"You have to see the bathroom!"
It's not every day that a store owner touts his restroom as a selling feature. But Art Noir, a vibrantly colored gallery and frame shop in West Oak Lane, is not a common store. The walls glow with mandarin orange, rich purple, vibrant lemony green. It's half frame shop and half gallery, featuring originals and reproductions with a focus on work by African Americans. And yes, the bathroom is beautiful -- exquisitely decorated by co-owners Kelly Walker and Sean Simmons. "I wanted to show what anyone can do without spending a lot of money," Walker explains.
From the outside, Art Noir is equally attractive, with stars and sculpture in the windows and royal purple awnings. The gallery's presence attracted an enticing African-influenced clothing store and a flower arrangement shop to open a few doors down. There's a furniture store, a dollar store, a Chinese restaurant. The overall feel of Ogontz Plaza, the shopping center housing Art Noir, is relaxed, funky, sociable -- an eclectic, artsy, Afrocentric shopping strip emphasizing home decor.
Twenty years ago, Ogontz Plaza was "a disaster," says John Ungar, who runs economic development and housing programs for the Ogontz Avenue Revitalization Corporation (OARC). OARC bought Ogontz Plaza in the early '80s, when it was dilapidated, teeming with trash and 90-percent vacant. OARC still keeps a poster-sized photo of the old plaza in its offices: inspiration and confirmation of how far they've come.

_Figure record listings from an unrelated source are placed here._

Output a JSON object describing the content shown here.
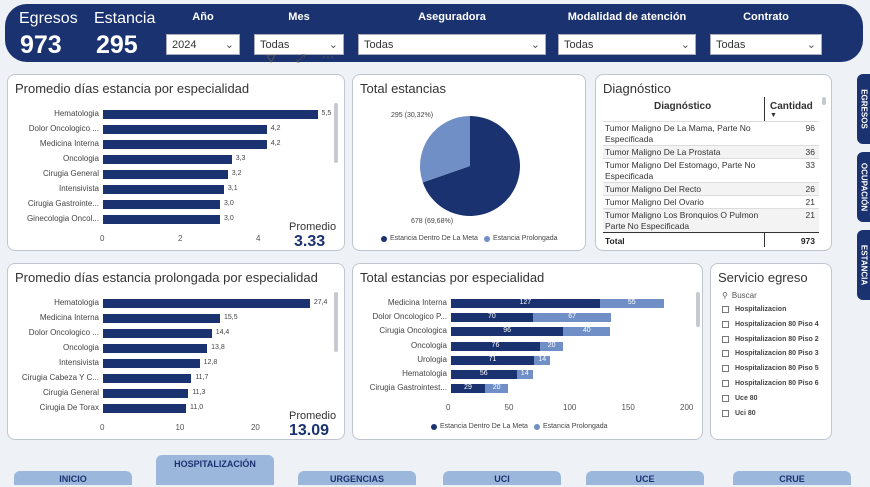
{
  "kpis": {
    "egresos_label": "Egresos",
    "egresos_value": "973",
    "estancia_label": "Estancia",
    "estancia_value": "295"
  },
  "filters": [
    {
      "label": "Año",
      "value": "2024"
    },
    {
      "label": "Mes",
      "value": "Todas"
    },
    {
      "label": "Aseguradora",
      "value": "Todas"
    },
    {
      "label": "Modalidad de atención",
      "value": "Todas"
    },
    {
      "label": "Contrato",
      "value": "Todas"
    }
  ],
  "colors": {
    "primary": "#1b3270",
    "secondary": "#6f8fc6",
    "header": "#1b3270"
  },
  "chart1": {
    "title": "Promedio días estancia por especialidad",
    "promedio_label": "Promedio",
    "promedio_value": "3.33",
    "chart_data": {
      "type": "bar",
      "orientation": "horizontal",
      "categories": [
        "Hematologia",
        "Dolor Oncologico ...",
        "Medicina Interna",
        "Oncologia",
        "Cirugia General",
        "Intensivista",
        "Cirugia Gastrointe...",
        "Ginecologia Oncol..."
      ],
      "values": [
        5.5,
        4.2,
        4.2,
        3.3,
        3.2,
        3.1,
        3.0,
        3.0
      ],
      "labels": [
        "5,5",
        "4,2",
        "4,2",
        "3,3",
        "3,2",
        "3,1",
        "3,0",
        "3,0"
      ],
      "xlim": [
        0,
        6
      ],
      "xticks": [
        "0",
        "2",
        "4"
      ]
    }
  },
  "chart2": {
    "title": "Total estancias",
    "chart_data": {
      "type": "pie",
      "slices": [
        {
          "name": "Estancia Dentro De La Meta",
          "value": 678,
          "label": "678 (69,68%)"
        },
        {
          "name": "Estancia Prolongada",
          "value": 295,
          "label": "295 (30,32%)"
        }
      ]
    }
  },
  "diagnostico": {
    "title": "Diagnóstico",
    "col1": "Diagnóstico",
    "col2": "Cantidad",
    "rows": [
      {
        "d": "Tumor Maligno De La Mama, Parte No Especificada",
        "c": "96"
      },
      {
        "d": "Tumor Maligno De La Prostata",
        "c": "36"
      },
      {
        "d": "Tumor Maligno Del Estomago, Parte No Especificada",
        "c": "33"
      },
      {
        "d": "Tumor Maligno Del Recto",
        "c": "26"
      },
      {
        "d": "Tumor Maligno Del Ovario",
        "c": "21"
      },
      {
        "d": "Tumor Maligno Los Bronquios O Pulmon Parte No Especificada",
        "c": "21"
      }
    ],
    "total_label": "Total",
    "total_value": "973"
  },
  "chart3": {
    "title": "Promedio días estancia prolongada por especialidad",
    "promedio_label": "Promedio",
    "promedio_value": "13.09",
    "chart_data": {
      "type": "bar",
      "orientation": "horizontal",
      "categories": [
        "Hematologia",
        "Medicina Interna",
        "Dolor Oncologico ...",
        "Oncologia",
        "Intensivista",
        "Cirugia Cabeza Y C...",
        "Cirugia General",
        "Cirugia De Torax"
      ],
      "values": [
        27.4,
        15.5,
        14.4,
        13.8,
        12.8,
        11.7,
        11.3,
        11.0
      ],
      "labels": [
        "27,4",
        "15,5",
        "14,4",
        "13,8",
        "12,8",
        "11,7",
        "11,3",
        "11,0"
      ],
      "xlim": [
        0,
        31
      ],
      "xticks": [
        "0",
        "10",
        "20"
      ]
    }
  },
  "chart4": {
    "title": "Total estancias por especialidad",
    "chart_data": {
      "type": "bar",
      "orientation": "horizontal",
      "stacked": true,
      "categories": [
        "Medicina Interna",
        "Dolor Oncologico P...",
        "Cirugia Oncologica",
        "Oncologia",
        "Urologia",
        "Hematologia",
        "Cirugia Gastrointest..."
      ],
      "series": [
        {
          "name": "Estancia Dentro De La Meta",
          "values": [
            127,
            70,
            96,
            76,
            71,
            56,
            29
          ]
        },
        {
          "name": "Estancia Prolongada",
          "values": [
            55,
            67,
            40,
            20,
            14,
            14,
            20
          ]
        }
      ],
      "xlim": [
        0,
        200
      ],
      "xticks": [
        "0",
        "50",
        "100",
        "150",
        "200"
      ]
    }
  },
  "servicio": {
    "title": "Servicio egreso",
    "search_placeholder": "Buscar",
    "items": [
      "Hospitalizacion",
      "Hospitalizacion 80 Piso 4",
      "Hospitalizacion 80 Piso 2",
      "Hospitalizacion 80 Piso 3",
      "Hospitalizacion 80 Piso 5",
      "Hospitalizacion 80 Piso 6",
      "Uce 80",
      "Uci 80"
    ]
  },
  "side_tabs": [
    "EGRESOS",
    "OCUPACIÓN",
    "ESTANCIA"
  ],
  "nav_tabs": [
    "INICIO",
    "HOSPITALIZACIÓN",
    "URGENCIAS",
    "UCI",
    "UCE",
    "CRUE"
  ]
}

OARC's goal is to revitalize not only Ogontz Plaza, but all of Ogontz Avenue, and its strategy focuses on local enterprises such as Art Noir. Two-thirds of the stores in the plaza are startup businesses. OARC provides support with space design, and writes leases that are friendly to new businesses. At first, Ungar says, OARC followed the conventional wisdom and searched for a national chain store to "anchor" Ogontz Plaza. But it was hard to attract quality national chains, and OARC began to believe that local entrepreneurs would better support its goal of a pedestrianfriendly "urban Main Street." The lack of chain stores is a refreshing difference. Instead, the plaza's largest tenant is the only dollar store in Philadelphia owned by an African-American woman. To draw foot traffic, OARC lured PennDOT to open a photo ID shop in the plaza (and even got them to agree to a bright blue, nonstandard awning to keep with the artsy look). PennDOT and a state liquor "shoppe" are draws to the shopping center, and once visitors come, they seem to stick around to explore the other businesses.

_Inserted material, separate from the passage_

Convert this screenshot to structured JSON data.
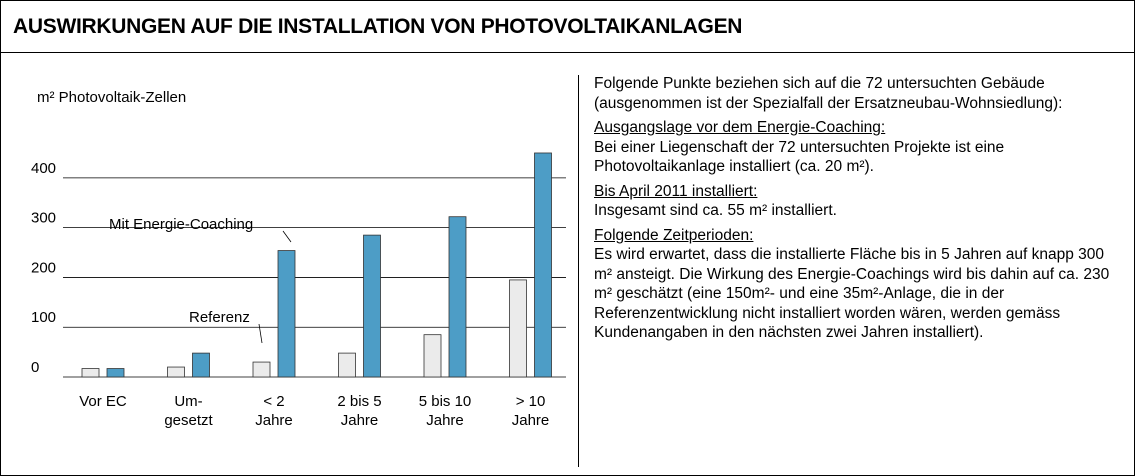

The improvements at Ogontz Plaza have had ripple effects on other blocks. China House in Ogontz Plaza -- newly opened and brightly lit, with neon edging on the windows -- has prompted the owner of the Chinese place up the street to clean up his storefront. When OARC put out new planters at the plaza, the 7200 block wanted them, too.
Overall, upper Ogontz Avenue has a relaxed and homey feel. One block is commercial; the next has houses on one side, stores on the other. There's a flower shop, a laundromat, the impressively gothic Mt. Calvary Apostolic Church.

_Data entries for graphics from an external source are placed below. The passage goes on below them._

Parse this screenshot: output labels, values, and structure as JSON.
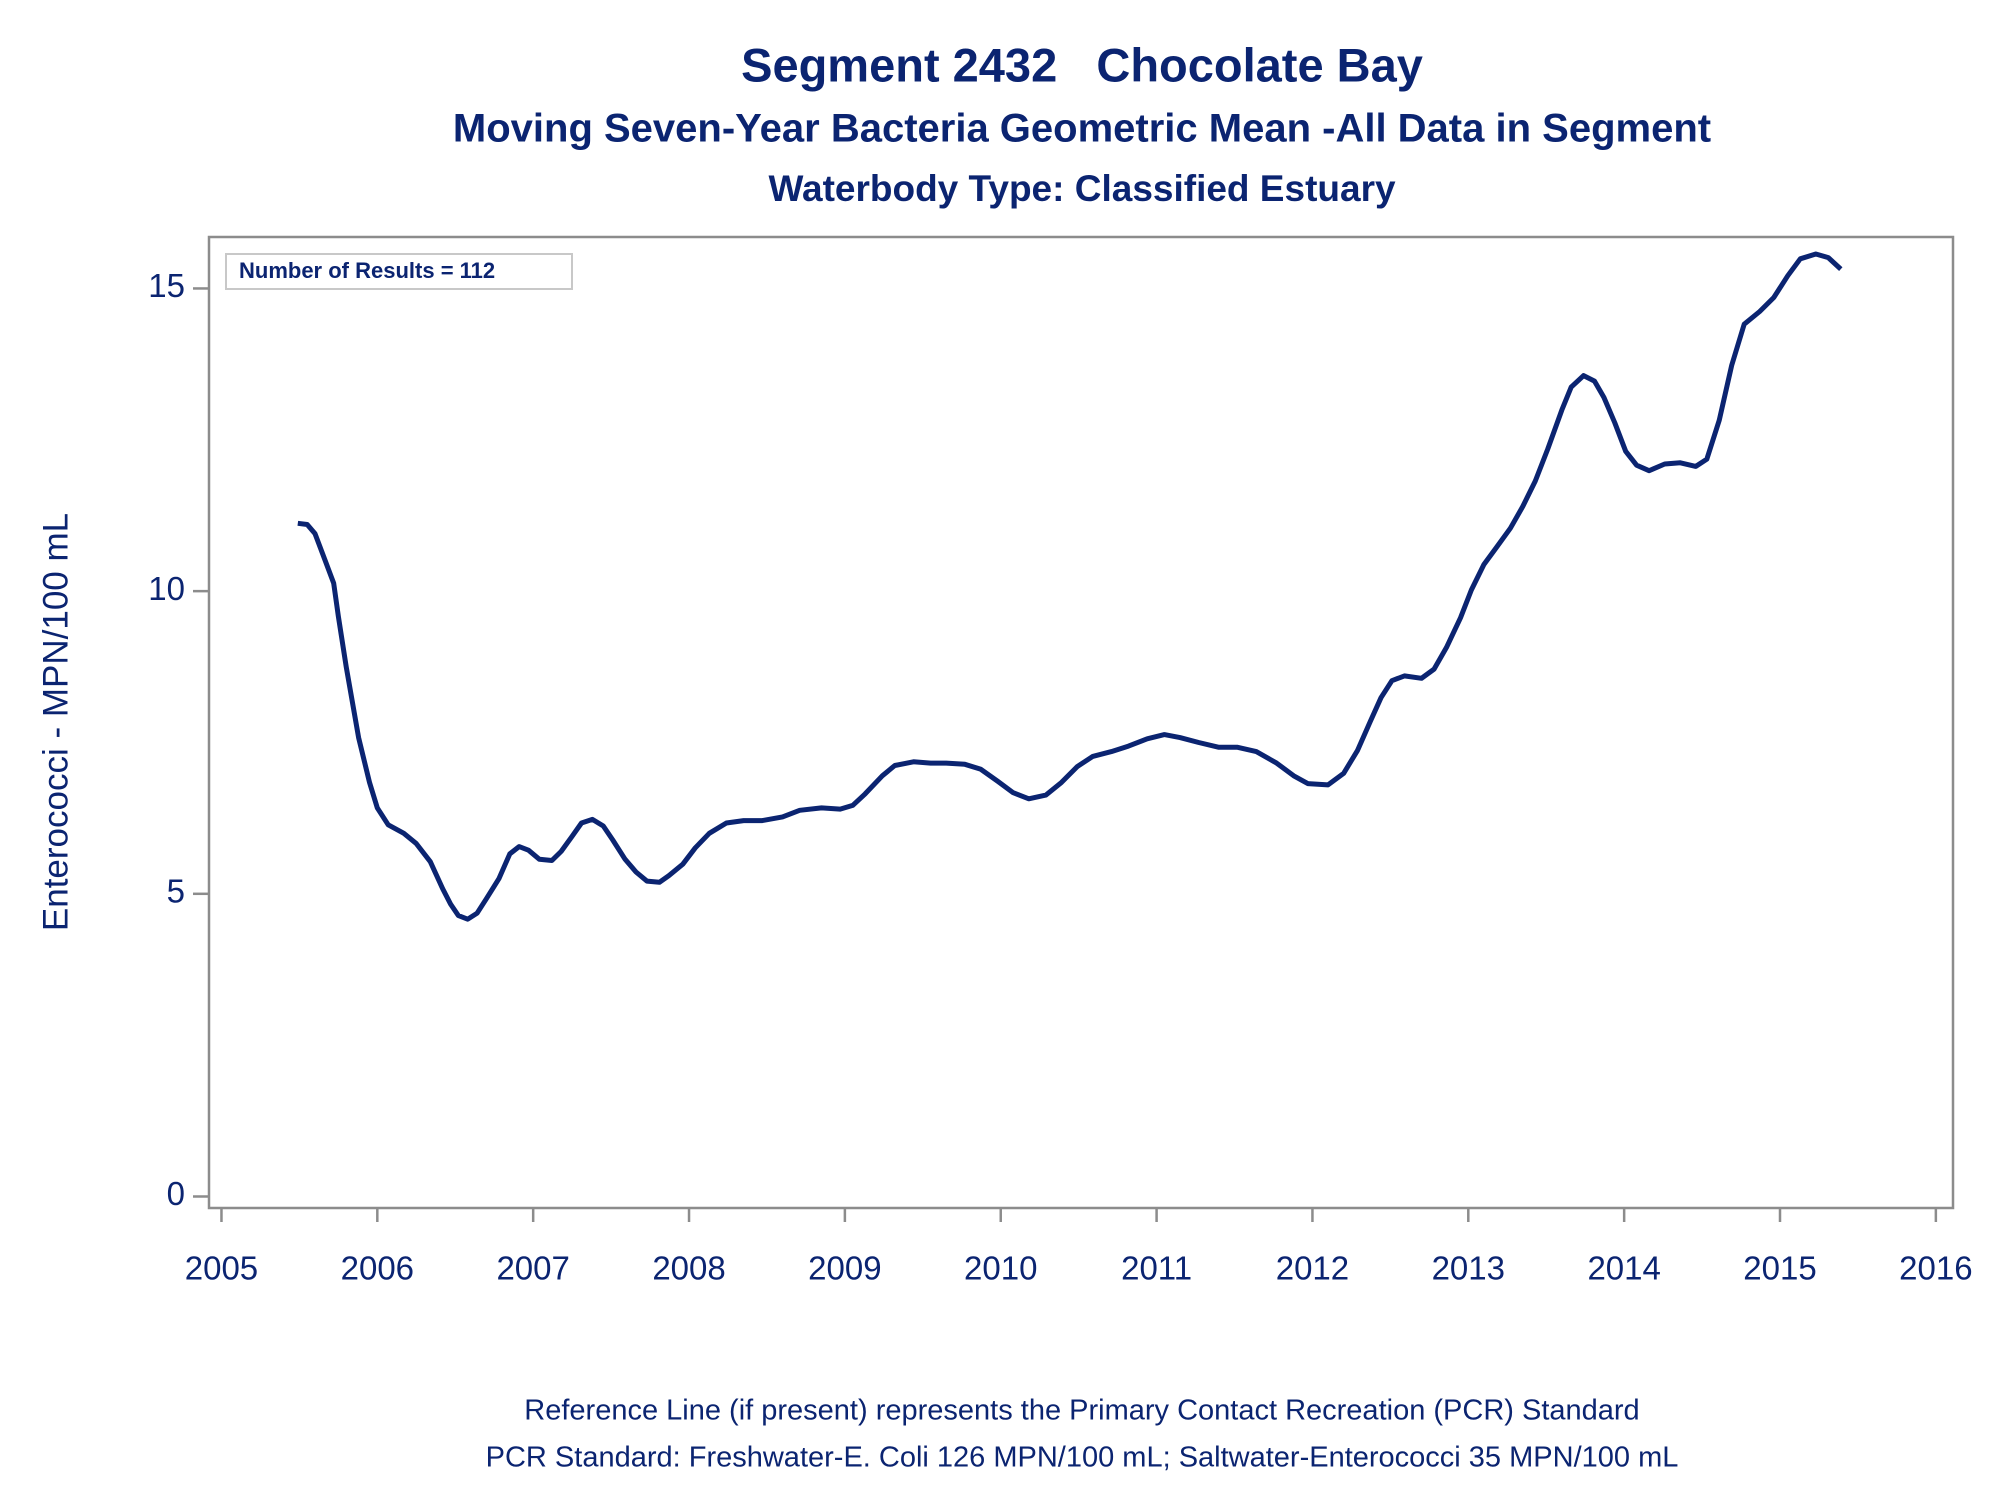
{
  "chart_data": {
    "type": "line",
    "title": "Segment 2432   Chocolate Bay",
    "subtitles": [
      "Moving Seven-Year Bacteria Geometric Mean -All Data in Segment",
      "Waterbody Type: Classified Estuary"
    ],
    "ylabel": "Enterococci - MPN/100 mL",
    "annotation": "Number of Results = 112",
    "footnotes": [
      "Reference Line (if present) represents the Primary Contact Recreation (PCR) Standard",
      "PCR Standard: Freshwater-E. Coli 126 MPN/100 mL; Saltwater-Enterococci 35 MPN/100 mL"
    ],
    "x": [
      2005.49,
      2005.55,
      2005.6,
      2005.65,
      2005.72,
      2005.75,
      2005.8,
      2005.88,
      2005.95,
      2006.0,
      2006.07,
      2006.17,
      2006.25,
      2006.34,
      2006.42,
      2006.47,
      2006.52,
      2006.58,
      2006.64,
      2006.7,
      2006.78,
      2006.85,
      2006.91,
      2006.97,
      2007.04,
      2007.12,
      2007.18,
      2007.25,
      2007.31,
      2007.38,
      2007.45,
      2007.51,
      2007.59,
      2007.66,
      2007.73,
      2007.81,
      2007.87,
      2007.96,
      2008.04,
      2008.13,
      2008.24,
      2008.35,
      2008.47,
      2008.6,
      2008.71,
      2008.85,
      2008.97,
      2009.05,
      2009.13,
      2009.24,
      2009.32,
      2009.44,
      2009.55,
      2009.65,
      2009.77,
      2009.87,
      2009.98,
      2010.08,
      2010.18,
      2010.29,
      2010.39,
      2010.49,
      2010.59,
      2010.71,
      2010.82,
      2010.94,
      2011.05,
      2011.15,
      2011.27,
      2011.4,
      2011.52,
      2011.64,
      2011.77,
      2011.88,
      2011.97,
      2012.1,
      2012.2,
      2012.29,
      2012.37,
      2012.44,
      2012.51,
      2012.59,
      2012.7,
      2012.78,
      2012.86,
      2012.95,
      2013.02,
      2013.1,
      2013.18,
      2013.27,
      2013.35,
      2013.43,
      2013.51,
      2013.6,
      2013.66,
      2013.74,
      2013.81,
      2013.87,
      2013.94,
      2014.01,
      2014.08,
      2014.16,
      2014.26,
      2014.36,
      2014.46,
      2014.53,
      2014.61,
      2014.69,
      2014.77,
      2014.87,
      2014.96,
      2015.05,
      2015.13,
      2015.23,
      2015.31,
      2015.39
    ],
    "series": [
      {
        "color": "#0b2471",
        "values": [
          11.12,
          11.1,
          10.95,
          10.61,
          10.13,
          9.58,
          8.75,
          7.58,
          6.84,
          6.42,
          6.14,
          6.0,
          5.83,
          5.53,
          5.08,
          4.83,
          4.64,
          4.58,
          4.68,
          4.92,
          5.25,
          5.66,
          5.78,
          5.72,
          5.57,
          5.55,
          5.7,
          5.95,
          6.17,
          6.23,
          6.12,
          5.89,
          5.57,
          5.36,
          5.21,
          5.19,
          5.3,
          5.49,
          5.76,
          6.0,
          6.17,
          6.21,
          6.21,
          6.27,
          6.38,
          6.42,
          6.4,
          6.46,
          6.65,
          6.95,
          7.12,
          7.18,
          7.16,
          7.16,
          7.14,
          7.06,
          6.86,
          6.67,
          6.57,
          6.63,
          6.84,
          7.1,
          7.27,
          7.35,
          7.44,
          7.56,
          7.63,
          7.58,
          7.5,
          7.42,
          7.42,
          7.35,
          7.16,
          6.95,
          6.82,
          6.8,
          6.99,
          7.37,
          7.84,
          8.24,
          8.52,
          8.6,
          8.56,
          8.71,
          9.07,
          9.56,
          10.02,
          10.44,
          10.72,
          11.04,
          11.4,
          11.82,
          12.35,
          12.99,
          13.37,
          13.56,
          13.47,
          13.2,
          12.78,
          12.31,
          12.08,
          11.99,
          12.1,
          12.12,
          12.06,
          12.18,
          12.82,
          13.73,
          14.41,
          14.62,
          14.85,
          15.21,
          15.49,
          15.57,
          15.51,
          15.32
        ]
      }
    ],
    "xlim": [
      2004.92,
      2016.11
    ],
    "xticks": [
      2005,
      2006,
      2007,
      2008,
      2009,
      2010,
      2011,
      2012,
      2013,
      2014,
      2015,
      2016
    ],
    "ylim": [
      -0.19,
      15.85
    ],
    "yticks": [
      0,
      5,
      10,
      15
    ],
    "grid": false
  }
}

The next block is residential, with rowhouses on the east side and twins on the west. It doesn't feel like a jumble, but warm and inviting like a patchwork quilt. The garish plastic lighting of chain fast-food restaurants is absent; instead, neon sparkles from many windows.
Ogontz Avenue is the main drag in West Oak Lane, one of Philly's classic stable African-American neighborhoods. "A neighborhood's main street gives it its sense of place," Ungar explains. "We want to attract people to the neighborhood, young couples, folks who like the artsy feel." Through creating this Afrocentric Main Street, OARC hopes to bring young families to West Oak Lane, which has lost population in the last decade and is, like most of the city, struggling to deal with vacant buildings. OARC's work on Ogontz is only part of its comprehensive plan for the neighborhood, which includes housing, helping seniors on home improvements, a charter school and other commercial buildings.
When I confess to Ungar that I've usually passed through his neighborhood at 50 per, he smiles and tells me that OARC is working with the Streets Department. Soon Ogontz will be narrowed to one lane each way, with curb bump-outs and new streetlights. My guess is that when drivers slow down, they'll notice the enticing colors on the storefronts, and that Simmons and Walker will soon have flocks of new customers.
And when you visit what Walker calls "downtown uptown," do check out the bathroom -- it's worth seeing.